Ethiopian photojournalist shares experiences of going into exile

By Nicole Schilit/ CPJ Journalist Assistance Program Coordinator on June 20, 2018 6:18 PM ET

For World Refugee Day, exiled Ethiopian photojournalist Aziza Mohamed spoke with CPJ Journalist Assistance Program Coordinator Nicole Schilit about her experience of being a refugee and eventually being resettled in the U.S.
[This transcript of Aziza's comments has been edited for length and clarity.]

Photojournalist Aziza Mohamed fled Ethiopia after being released from jail. (Image courtesy of Aziza Mohamed)

My name is Aziza Mohamed. I started working as a photojournalist and reporter in 2011, for Addis Guday. I was arrested on July 18, 2014 while photographing a protest in Addis Ababa. I was released after almost a month in jail.

When I was released from prison, nobody wanted to be seen with me. Even journalists, friends...they were all are scared to meet me. And it was impossible to get [a] job.

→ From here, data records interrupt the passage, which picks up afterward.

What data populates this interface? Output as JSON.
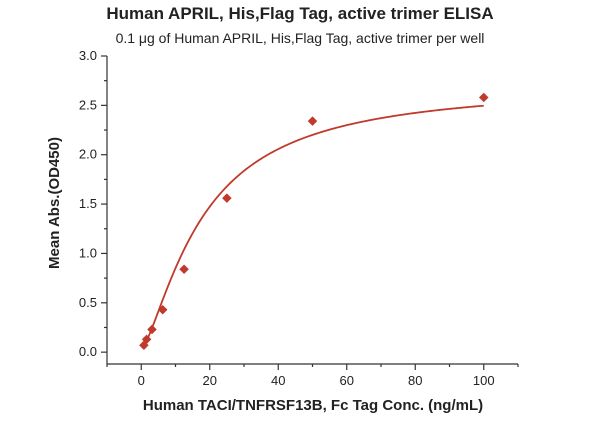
{
  "chart_data": {
    "type": "scatter",
    "title": "Human APRIL, His,Flag Tag, active trimer ELISA",
    "subtitle": "0.1 μg of Human APRIL, His,Flag Tag, active trimer per well",
    "xlabel": "Human TACI/TNFRSF13B, Fc Tag Conc. (ng/mL)",
    "ylabel": "Mean Abs.(OD450)",
    "xlim": [
      -10,
      110
    ],
    "ylim": [
      -0.12,
      3.0
    ],
    "xticks": [
      0,
      20,
      40,
      60,
      80,
      100
    ],
    "yticks": [
      0.0,
      0.5,
      1.0,
      1.5,
      2.0,
      2.5,
      3.0
    ],
    "xtick_labels": [
      "0",
      "20",
      "40",
      "60",
      "80",
      "100"
    ],
    "ytick_labels": [
      "0.0",
      "0.5",
      "1.0",
      "1.5",
      "2.0",
      "2.5",
      "3.0"
    ],
    "grid": false,
    "colors": {
      "series": "#c0392b",
      "axis": "#333333"
    },
    "series": [
      {
        "marker": "diamond",
        "x": [
          0.78,
          1.56,
          3.13,
          6.25,
          12.5,
          25,
          50,
          100
        ],
        "y": [
          0.07,
          0.13,
          0.23,
          0.43,
          0.84,
          1.56,
          2.34,
          2.58
        ]
      }
    ],
    "fit_curve": {
      "model": "4-parameter logistic",
      "min": 0.03,
      "max": 2.72,
      "ec50": 18.0,
      "hill": 1.4
    }
  }
}
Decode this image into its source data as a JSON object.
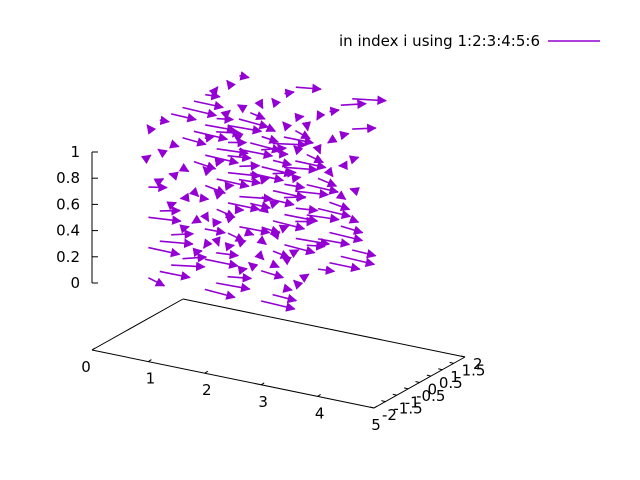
{
  "chart_data": {
    "type": "vector3d",
    "title": "",
    "legend": {
      "label": "in index i using 1:2:3:4:5:6",
      "placement": "top-right",
      "color": "#9400d3"
    },
    "series_color": "#9400d3",
    "axes": {
      "x": {
        "range": [
          0,
          5
        ],
        "ticks": [
          "0",
          "1",
          "2",
          "3",
          "4",
          "5"
        ]
      },
      "y": {
        "range": [
          -2,
          2
        ],
        "ticks": [
          "-2",
          "-1.5",
          "-1",
          "-0.5",
          "0",
          "0.5",
          "1",
          "1.5",
          "2"
        ]
      },
      "z": {
        "range": [
          0,
          1
        ],
        "ticks": [
          "0",
          "0.2",
          "0.4",
          "0.6",
          "0.8",
          "1"
        ]
      }
    },
    "grid": false,
    "vector_sheets": [
      {
        "x_position": 1,
        "y_range": [
          -2,
          2
        ],
        "z_range": [
          0.1,
          1.0
        ]
      },
      {
        "x_position": 2,
        "y_range": [
          -2,
          2
        ],
        "z_range": [
          0.1,
          1.0
        ]
      },
      {
        "x_position": 3,
        "y_range": [
          -2,
          2
        ],
        "z_range": [
          0.1,
          1.0
        ]
      }
    ]
  }
}
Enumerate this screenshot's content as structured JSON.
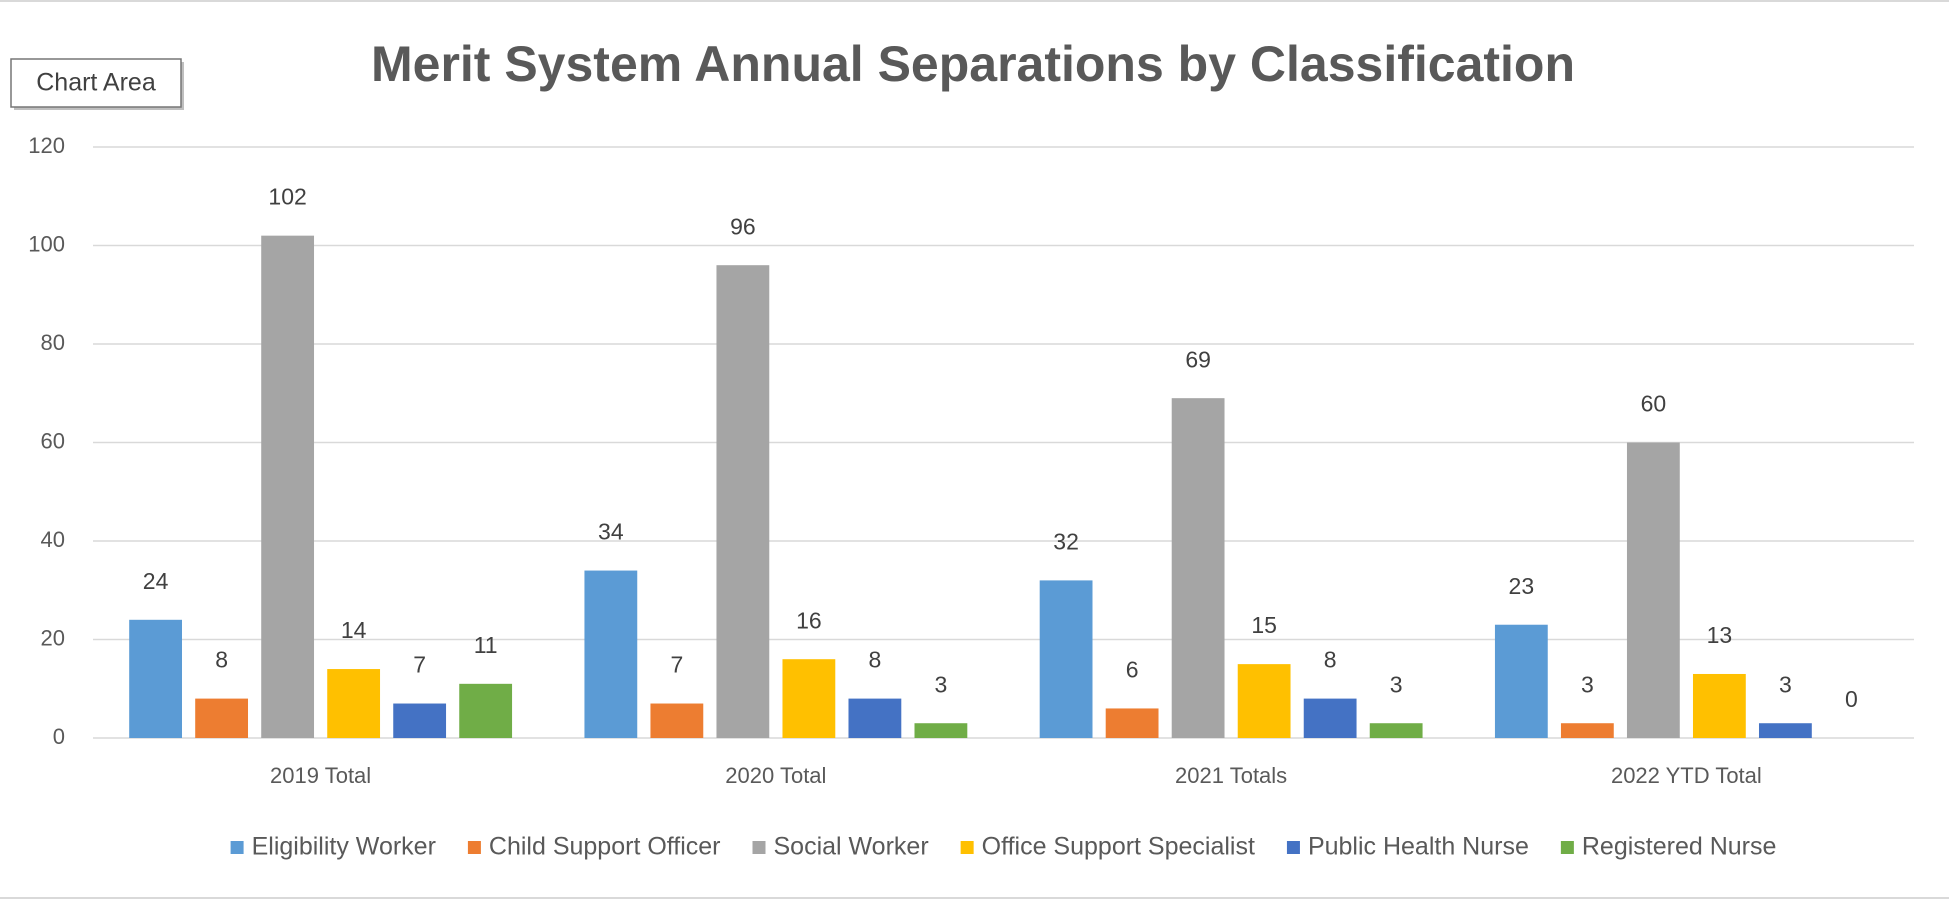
{
  "chart_data": {
    "type": "bar",
    "title": "Merit System Annual Separations by Classification",
    "tooltip": "Chart Area",
    "categories": [
      "2019 Total",
      "2020 Total",
      "2021 Totals",
      "2022 YTD Total"
    ],
    "series": [
      {
        "name": "Eligibility Worker",
        "color": "#5b9bd5",
        "values": [
          24,
          34,
          32,
          23
        ]
      },
      {
        "name": "Child Support Officer",
        "color": "#ed7d31",
        "values": [
          8,
          7,
          6,
          3
        ]
      },
      {
        "name": "Social Worker",
        "color": "#a5a5a5",
        "values": [
          102,
          96,
          69,
          60
        ]
      },
      {
        "name": "Office Support Specialist",
        "color": "#ffc000",
        "values": [
          14,
          16,
          15,
          13
        ]
      },
      {
        "name": "Public Health Nurse",
        "color": "#4472c4",
        "values": [
          7,
          8,
          8,
          3
        ]
      },
      {
        "name": "Registered Nurse",
        "color": "#70ad47",
        "values": [
          11,
          3,
          3,
          0
        ]
      }
    ],
    "ylim": [
      0,
      120
    ],
    "yticks": [
      0,
      20,
      40,
      60,
      80,
      100,
      120
    ],
    "grid": true,
    "legend": "bottom"
  }
}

Also, Ethiopian security was following me physically and electronically.

That time was very difficult for me. That is why I left. I could not work as a photojournalist without risking being arrested again.

When I had to leave Ethiopia, I was only thinking about collecting my belongings and getting to a safe place, together with people I knew.

The hardest part about life in Nairobi was living without work, it is difficult economically and it psychologically affects you. Living in a place where you cannot work and you can't move freely, feels the same as being in a prison.

Aziza Mohamed, pictured in Nairobi in 2014. The photojournalist says life in the Kenyan city was hard while she waited for resettlement. (CPJ/Nicole Schilit)

For me, relocating to Nairobi was like moving from one prison to another. I was so scared to move without proper papers or a passport.

My process with UNHCR [the UN refugee agency] was very fast. The reason my case was accepted was because of the news published by CPJ when I was in prison in July 2014.

After six months I was told I would receive resettlement. But then my case was stuck for one year with USCIS [U.S. Citizenship and Immigration Services]. After two years I arrived in the U.S., it was October 25, 2016.

Aziza Mohamed, pictured in Pittsburgh, says she is happy to be in a safe place. (Image courtesy of Aziza Mohamed)

After my orientation in Nairobi my expectations for the U.S. were very low. But now, after a year, day by day, I started to believe in the opportunity I have in Pittsburgh.

The most difficult thing about living in the U.S. is that it takes a long time to get back to your profession. In Ethiopia, I was working only at what I love. Here I am working at what earns me money. It is not easy to focus on work that you love to do here.

In my country, OK, I am a journalist. But when I say that...I am ready to work anything, any jobs now. I am pregnant now and I am happy to raise my child in any safe place. It's a right time for me now.